Nominated for Best Supporting Actress, Cusack is a riot as Griffith’s best friend. A working girl herself, Cusack seems more content to let her friend dream big and support her while she rises to the top. I’m pretty sure that Cusack steals every scene she’s in and even when she’s not onscreen she’s left an impression — check out the secretaries on Griffith’s floor near the end of the film and try to spot the differences in their appearance.
By this point Ford was an A-List star that undeservedly gets top billing. Though his contributions are great and his playing against type is smart, this film belongs to the ladies and even he seems to know it.
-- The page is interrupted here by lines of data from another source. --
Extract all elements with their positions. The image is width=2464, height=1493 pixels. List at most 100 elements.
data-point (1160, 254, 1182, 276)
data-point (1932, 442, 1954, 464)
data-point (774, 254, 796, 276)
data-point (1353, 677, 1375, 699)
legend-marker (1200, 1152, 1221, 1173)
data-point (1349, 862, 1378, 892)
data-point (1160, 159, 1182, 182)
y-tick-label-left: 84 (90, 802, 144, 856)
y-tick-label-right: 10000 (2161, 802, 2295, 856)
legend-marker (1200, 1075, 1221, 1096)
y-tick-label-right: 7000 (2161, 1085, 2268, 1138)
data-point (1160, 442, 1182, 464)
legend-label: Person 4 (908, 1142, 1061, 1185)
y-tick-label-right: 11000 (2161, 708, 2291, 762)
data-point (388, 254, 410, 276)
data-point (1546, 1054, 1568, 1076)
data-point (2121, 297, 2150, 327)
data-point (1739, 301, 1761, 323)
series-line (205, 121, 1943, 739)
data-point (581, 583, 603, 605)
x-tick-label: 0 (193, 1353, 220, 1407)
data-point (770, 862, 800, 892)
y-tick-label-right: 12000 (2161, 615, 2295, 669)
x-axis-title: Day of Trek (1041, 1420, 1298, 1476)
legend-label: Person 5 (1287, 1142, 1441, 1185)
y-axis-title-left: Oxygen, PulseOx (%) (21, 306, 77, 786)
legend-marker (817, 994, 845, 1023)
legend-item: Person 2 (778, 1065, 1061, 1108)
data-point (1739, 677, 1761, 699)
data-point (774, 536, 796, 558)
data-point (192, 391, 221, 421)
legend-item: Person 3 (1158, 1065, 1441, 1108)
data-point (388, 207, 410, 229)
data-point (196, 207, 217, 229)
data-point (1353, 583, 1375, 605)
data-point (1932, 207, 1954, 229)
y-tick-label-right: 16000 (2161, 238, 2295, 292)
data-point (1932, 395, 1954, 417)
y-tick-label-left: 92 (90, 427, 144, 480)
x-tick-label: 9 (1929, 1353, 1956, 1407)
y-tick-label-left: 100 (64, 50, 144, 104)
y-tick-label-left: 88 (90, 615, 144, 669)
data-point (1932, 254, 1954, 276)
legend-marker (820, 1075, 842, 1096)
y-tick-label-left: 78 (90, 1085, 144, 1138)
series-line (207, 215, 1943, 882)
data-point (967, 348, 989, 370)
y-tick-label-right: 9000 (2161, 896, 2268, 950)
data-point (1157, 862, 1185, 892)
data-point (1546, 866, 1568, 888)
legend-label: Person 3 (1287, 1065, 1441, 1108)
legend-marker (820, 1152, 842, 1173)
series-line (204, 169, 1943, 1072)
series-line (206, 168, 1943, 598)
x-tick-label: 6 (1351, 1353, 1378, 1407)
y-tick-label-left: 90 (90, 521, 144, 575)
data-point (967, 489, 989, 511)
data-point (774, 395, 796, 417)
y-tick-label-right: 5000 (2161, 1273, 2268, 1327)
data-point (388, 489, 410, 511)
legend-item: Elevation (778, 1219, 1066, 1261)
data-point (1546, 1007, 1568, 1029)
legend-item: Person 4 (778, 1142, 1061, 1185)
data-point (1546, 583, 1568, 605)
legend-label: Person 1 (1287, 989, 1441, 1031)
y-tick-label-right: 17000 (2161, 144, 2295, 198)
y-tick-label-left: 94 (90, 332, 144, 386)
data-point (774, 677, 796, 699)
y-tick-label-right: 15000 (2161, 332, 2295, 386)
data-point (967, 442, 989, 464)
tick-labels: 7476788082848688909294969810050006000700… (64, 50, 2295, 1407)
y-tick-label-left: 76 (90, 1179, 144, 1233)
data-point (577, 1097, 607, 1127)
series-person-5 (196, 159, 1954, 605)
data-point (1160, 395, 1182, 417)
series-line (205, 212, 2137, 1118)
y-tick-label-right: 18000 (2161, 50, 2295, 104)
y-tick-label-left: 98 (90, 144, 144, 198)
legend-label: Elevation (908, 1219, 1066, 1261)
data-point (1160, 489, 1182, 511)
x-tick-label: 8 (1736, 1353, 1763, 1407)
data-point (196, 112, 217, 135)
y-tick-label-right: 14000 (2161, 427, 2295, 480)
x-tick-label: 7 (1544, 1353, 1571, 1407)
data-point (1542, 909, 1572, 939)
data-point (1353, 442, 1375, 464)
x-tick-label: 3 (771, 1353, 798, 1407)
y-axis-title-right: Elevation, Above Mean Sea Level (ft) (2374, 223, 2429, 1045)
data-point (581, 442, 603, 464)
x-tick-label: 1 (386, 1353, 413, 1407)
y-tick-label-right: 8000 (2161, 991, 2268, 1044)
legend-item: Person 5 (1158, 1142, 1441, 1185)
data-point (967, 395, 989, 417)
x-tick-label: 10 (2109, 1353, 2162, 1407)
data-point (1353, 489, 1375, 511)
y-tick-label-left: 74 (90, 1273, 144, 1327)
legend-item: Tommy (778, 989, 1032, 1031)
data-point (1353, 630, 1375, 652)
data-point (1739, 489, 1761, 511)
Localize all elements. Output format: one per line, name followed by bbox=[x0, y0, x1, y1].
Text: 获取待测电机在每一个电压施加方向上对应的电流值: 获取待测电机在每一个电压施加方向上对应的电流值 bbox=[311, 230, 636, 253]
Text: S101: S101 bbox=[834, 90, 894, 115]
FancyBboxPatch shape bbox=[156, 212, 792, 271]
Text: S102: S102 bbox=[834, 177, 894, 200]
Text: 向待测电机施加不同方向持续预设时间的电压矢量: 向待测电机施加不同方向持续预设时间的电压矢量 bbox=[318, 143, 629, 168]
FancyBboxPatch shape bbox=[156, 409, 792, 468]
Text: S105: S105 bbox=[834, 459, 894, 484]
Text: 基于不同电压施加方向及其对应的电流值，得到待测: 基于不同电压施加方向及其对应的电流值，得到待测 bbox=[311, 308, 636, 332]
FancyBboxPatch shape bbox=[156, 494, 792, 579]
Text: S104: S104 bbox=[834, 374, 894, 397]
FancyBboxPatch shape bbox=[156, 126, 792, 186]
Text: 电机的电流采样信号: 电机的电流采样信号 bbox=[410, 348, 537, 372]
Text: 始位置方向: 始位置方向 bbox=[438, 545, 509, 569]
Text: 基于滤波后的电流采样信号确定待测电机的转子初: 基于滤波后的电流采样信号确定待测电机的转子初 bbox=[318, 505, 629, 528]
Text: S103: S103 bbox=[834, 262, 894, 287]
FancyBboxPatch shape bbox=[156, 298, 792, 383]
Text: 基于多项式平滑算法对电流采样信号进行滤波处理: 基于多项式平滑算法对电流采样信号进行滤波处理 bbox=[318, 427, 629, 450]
Ford was just moving into the stage of his career where he wanted to distance himself from the Han Solo and Indiana Jones type of roles and Working Girl was his first honest trek into lighter fare – a place he wouldn’t go to again until 1995’s remake of Sabrina. Still, his handsome presence works perfectly and he’s smashing in the role.
This brings us to the two ladies that really run this ship. Equally excellent in roles that couldn’t be more perfect for them, Weaver and Griffith deservedly were nominated for Oscars for their career-high work. I don’t think Griffith has been better before or after and she’s certainly never looked as fresh as she does here. Her transition from confident big-haired New Yawk-er to confident faux executive is believable and metered enough to see that she’s learning as she goes along. While she’s always wanted this break, when she actually gets the chance to succeed she’s afraid to take it because for so long people have told her she couldn’t have it. It’s an affirming performance and one that inspires me every time I see it. What sets this apart for similar movies/television shows is that it’s not even about Griffith being a female, it’s all about status. This could have easily (but less successfully) reversed the genders with the same effect – though you know it would have been a raunchy comedy instead of a whip-smart satire.
Weaver was outright robbed of an Oscar for her clever and incredibly funny turn as the wicked executive. I’m not even sure the character is a villain, actually. She makes some questionable choices, yes, but remember this takes place at a time when women executives were just coming into fashion. Weaver’s Katharine probably had to break through her own glass ceiling and make concessions of her own…still in a few key moments Weaver’s dark side is revealed and it’s equal parts hilarious and scary. I can only guess that Cusack’s nomination in the same category split the votes, sending the Oscar home with Geena Davis…but it’s hard to deny that Weaver was heads and tails better than the rest in her category. It probably didn’t help that she was also nominated as Best Actress for Gorillas in the Mist the same year.
Aside from his casting and naturally effortless directing style, Nichols (who also was nominated as Best Director) brought Carly Simon aboard to collaborate on the soundtrack. Simon’s Oscar winning “Let the River Run” is the underscore for much of the film as well as starting and ending the picture. An instant battle-cry anthem for the nine-to-fivers of the world it’s a song that I go back to often when I need some verve or a way to start the day/week off right. In fact, I would say that after Dolly Parton’s “9 to 5” it’s one of the best song to get ready for work to.
If you haven’t seen this film or haven’t re-visited it in a while do yourself a favor and seek it out. Working Girl is the full package – a Best Picture nominee that’s a completely satisfying film from beginning to end. The final five minutes of the film continues to choke me up — I can’t recall a movie that ends on such a perfect note and leaves the viewer feeling as if they too can pick themselves up by their bootstraps and tackle any obstacle that may be in their way. The tagline for the film really says it all “For anyone who’s ever won. For anyone who’s ever lost. And for everyone that’s still in there trying.” Indeed.